Challenged to operate through pandemic-induced office and transport facility closures, businesses have dramatically shifted to a work from home protocol. The demand for and dependency on cloud technology have skyrocketed. While it has allowed businesses to survive, this new dependency has also produced vulnerabilities to cyberattacks and a massive advantage for cybercriminals. In this article, we’ll look at how cybersecurity has evolved in the age of COVID-19.
Cyber attackers have leveraged the pandemic by exploiting the employs’ unawareness via fake COVID-19 webpages, news, and clickbait pertaining to their capital interests. Not to mention, it’s become easier for individuals to fall for phishing attempts by working in the comfort of their homes.
Also, vulnerabilities of conference services which have spiked in use – such as Zoom – have led to hacks into video conference calls and exposure and seizing of users' personal data (to then be and sold on the dark web).
The work from home protocol has placed IT departments under tremendous pressure. In the heat of businesses’ newly formed network dynamics, organization security leaders must ensure their enterprises’ websites and internal networks are resilient. This has brought VPNs and firewalls into the spotlight.
1. The recognition of overall insufficient security and data protection measures typically enforced.
2. Script kiddies (unexperienced hackers) throwing automated scripts and hacking tools at organizations to improve their skills.

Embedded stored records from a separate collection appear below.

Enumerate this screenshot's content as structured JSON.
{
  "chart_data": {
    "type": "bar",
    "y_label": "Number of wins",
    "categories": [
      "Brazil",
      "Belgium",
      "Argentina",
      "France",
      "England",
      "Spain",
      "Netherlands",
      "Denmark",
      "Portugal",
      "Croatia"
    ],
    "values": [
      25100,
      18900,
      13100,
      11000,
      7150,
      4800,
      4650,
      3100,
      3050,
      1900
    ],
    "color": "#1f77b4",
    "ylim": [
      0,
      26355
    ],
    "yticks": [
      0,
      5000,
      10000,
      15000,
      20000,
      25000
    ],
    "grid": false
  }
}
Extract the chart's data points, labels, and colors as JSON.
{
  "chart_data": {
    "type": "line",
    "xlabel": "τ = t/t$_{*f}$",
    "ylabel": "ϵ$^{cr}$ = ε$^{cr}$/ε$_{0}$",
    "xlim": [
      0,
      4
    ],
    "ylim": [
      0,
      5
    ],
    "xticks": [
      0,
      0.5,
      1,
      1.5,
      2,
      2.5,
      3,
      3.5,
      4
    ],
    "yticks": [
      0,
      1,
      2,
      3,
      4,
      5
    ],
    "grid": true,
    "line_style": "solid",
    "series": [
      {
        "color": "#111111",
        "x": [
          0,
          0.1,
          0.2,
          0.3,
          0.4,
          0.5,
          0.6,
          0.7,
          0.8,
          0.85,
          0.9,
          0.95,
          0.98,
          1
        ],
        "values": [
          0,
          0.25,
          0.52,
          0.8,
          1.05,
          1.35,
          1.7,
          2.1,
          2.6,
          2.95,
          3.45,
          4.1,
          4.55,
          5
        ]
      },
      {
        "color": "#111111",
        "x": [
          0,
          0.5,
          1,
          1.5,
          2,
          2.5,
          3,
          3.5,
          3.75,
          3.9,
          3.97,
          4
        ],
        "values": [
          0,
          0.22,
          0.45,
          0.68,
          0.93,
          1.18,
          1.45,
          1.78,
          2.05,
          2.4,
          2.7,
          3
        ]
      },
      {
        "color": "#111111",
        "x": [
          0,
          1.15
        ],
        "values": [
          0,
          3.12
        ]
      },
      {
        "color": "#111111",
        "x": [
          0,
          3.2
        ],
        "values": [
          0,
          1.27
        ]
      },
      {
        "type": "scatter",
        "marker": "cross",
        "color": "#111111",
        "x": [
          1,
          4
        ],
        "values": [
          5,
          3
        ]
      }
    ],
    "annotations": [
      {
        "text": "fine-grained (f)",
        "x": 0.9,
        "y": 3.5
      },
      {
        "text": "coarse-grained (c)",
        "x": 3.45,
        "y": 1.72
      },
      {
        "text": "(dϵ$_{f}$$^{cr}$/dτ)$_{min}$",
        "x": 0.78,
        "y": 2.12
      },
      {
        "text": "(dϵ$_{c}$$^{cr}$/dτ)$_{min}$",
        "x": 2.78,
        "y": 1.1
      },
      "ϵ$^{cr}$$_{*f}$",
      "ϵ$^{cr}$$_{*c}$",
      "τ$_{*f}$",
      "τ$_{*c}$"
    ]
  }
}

3. Hacktivists using social media for their causes.
4. Malicious employees are at an advantage when working from home with less supervision.
1. Cybersecurity Awareness: Employees should be briefed on the recommended cybersecurity practices and the procedures (e.g., sending emails with encryptions, cloud storage practices, wariness of phishing attacks, etc.).
2. Home Network Security: Every employee’s home Wi-Fi should (at least) be protected by a 32-bit character password.
3. Antivirus Protection: Employees' laptops should be protected with licensed antivirus and antimalware software. While this won’t nullify all attacks, it eliminates most low-level ones.
4. VPNs: Virtual private networks use secure protocols like IKE (Internet Key Exchange) to transfer information over the internet putting them among the essential measures organizations should incorporate.
5. Penetration Tests: Companies should have pentests run on their networks and web applications to identify the undiscovered loopholes. This paired with harden one’s infrastructure is an excellent practice.
6. Zero Trust Model: Organizations should consider implementing the Zero Trust access model, providing service access specifically to authorized users (rather than granting access by default).
7. Frequent Introspection: Organizations need to evaluate their level of cybersecurity exposure frequently making amends to their policies when needed.
Cybersecurity has become a vital agenda. Attacks will only increase with possible COVID-19 and other pandemic waves. Pulling in an incident response team in reaction to cyberattacks is crucial. But it's important for companies to do what they can to mitigate attacks with proper planning and actions.